Проблема триединства не стояла ни у Киприана, ни у Арнобия, ни у Лактанция. На
латинской почве к ней вернется только Августин. В целом это понятно, ибо задачи
апологетики II-III вв. еще не требовали решения этого вопроса. Тертуллиан скорее
исключение, чем норма, для своего времени. Общее понимание Бога апологетами стоит
ближе к позднеантичному философскому определению Первопричины, чем к библейскому
пониманию личностного Бога, хотя тенденция к такому пониманию у них очень сильна
и в дальнейшем будет активно реализована патристикой.
Я не случайно уделил здесь так много внимания становлению понятия
Бога в раннехристианской апологетике. Это понятие было центральным не только для
христианской теологии или философии - вокруг него формировалась вся духовная культура
европейского Средневековья, включая и сферы художественного мышления и эстетики.
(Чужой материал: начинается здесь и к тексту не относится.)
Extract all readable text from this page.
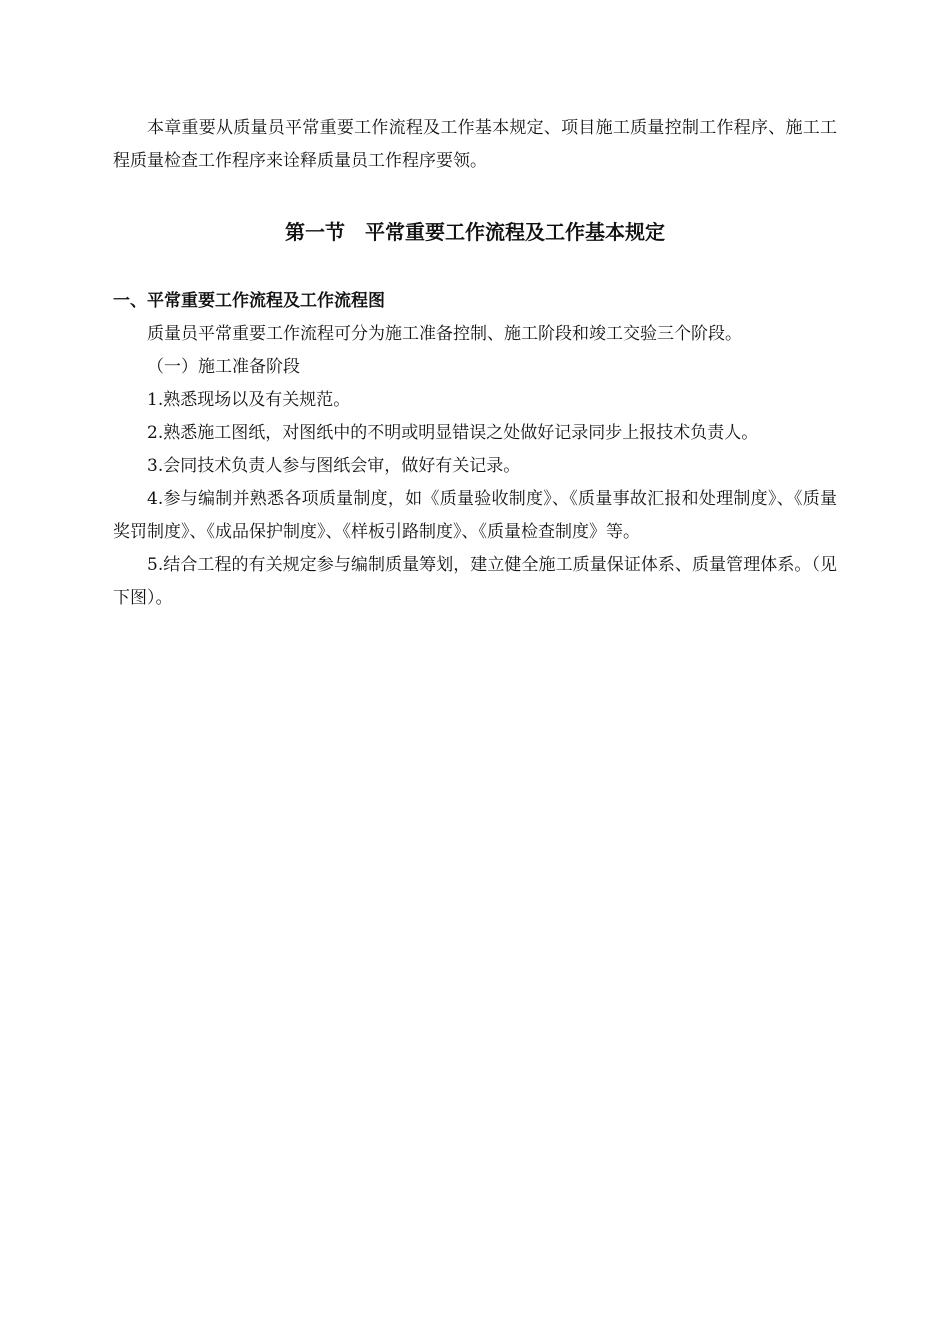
本章重要从质量员平常重要工作流程及工作基本规定、项目施工质量控制工作程序、施工工程质量检查工作程序来诠释质量员工作程序要领。

第一节　平常重要工作流程及工作基本规定
一、平常重要工作流程及工作流程图

质量员平常重要工作流程可分为施工准备控制、施工阶段和竣工交验三个阶段。

（一）施工准备阶段

1.熟悉现场以及有关规范。

2.熟悉施工图纸，对图纸中的不明或明显错误之处做好记录同步上报技术负责人。

3.会同技术负责人参与图纸会审，做好有关记录。

4.参与编制并熟悉各项质量制度，如《质量验收制度》、《质量事故汇报和处理制度》、《质量奖罚制度》、《成品保护制度》、《样板引路制度》、《质量检查制度》等。

5.结合工程的有关规定参与编制质量筹划，建立健全施工质量保证体系、质量管理体系。（见下图）。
Проблема мира как космоса мало интересовала ранних христиан. Все
их внимание было приковано к человеческому обществу, к человеку как основе этого
мира. Космологические и натурфилософские проблемы затрагиваются ими редко, и лишь
постольку, поскольку от новой системы миропонимания требовалось осмысление и этой
части бытия. Больше всего мир интересует их не с философской, но скорее с эстетической
точки зрения - как прекрасное творение Бога, поэтому мы подробнее остановимся
на этом аспекте их теории позже. Проблема бытия для них скорее эстетическая проблема,
чем онтологическая. Для полноты общей картины христианской теории мы приведем
лишь натурфилософское описание Лактанция (Div. inst. Π, 9), очень характерное
для христианской онтологии позднеантичного периода. Христианские мотивы переплетены
здесь с гностическими и восточными представлениями, дуализм которых переплавляется
у Лактанция в бинарную систему мироздания.
Прежде всего Бог сотворил небо, интерпретирует Лактанций Книгу Бытия,
и повесил его на высочайшем месте вселенной, чтобы восставить там свой престол.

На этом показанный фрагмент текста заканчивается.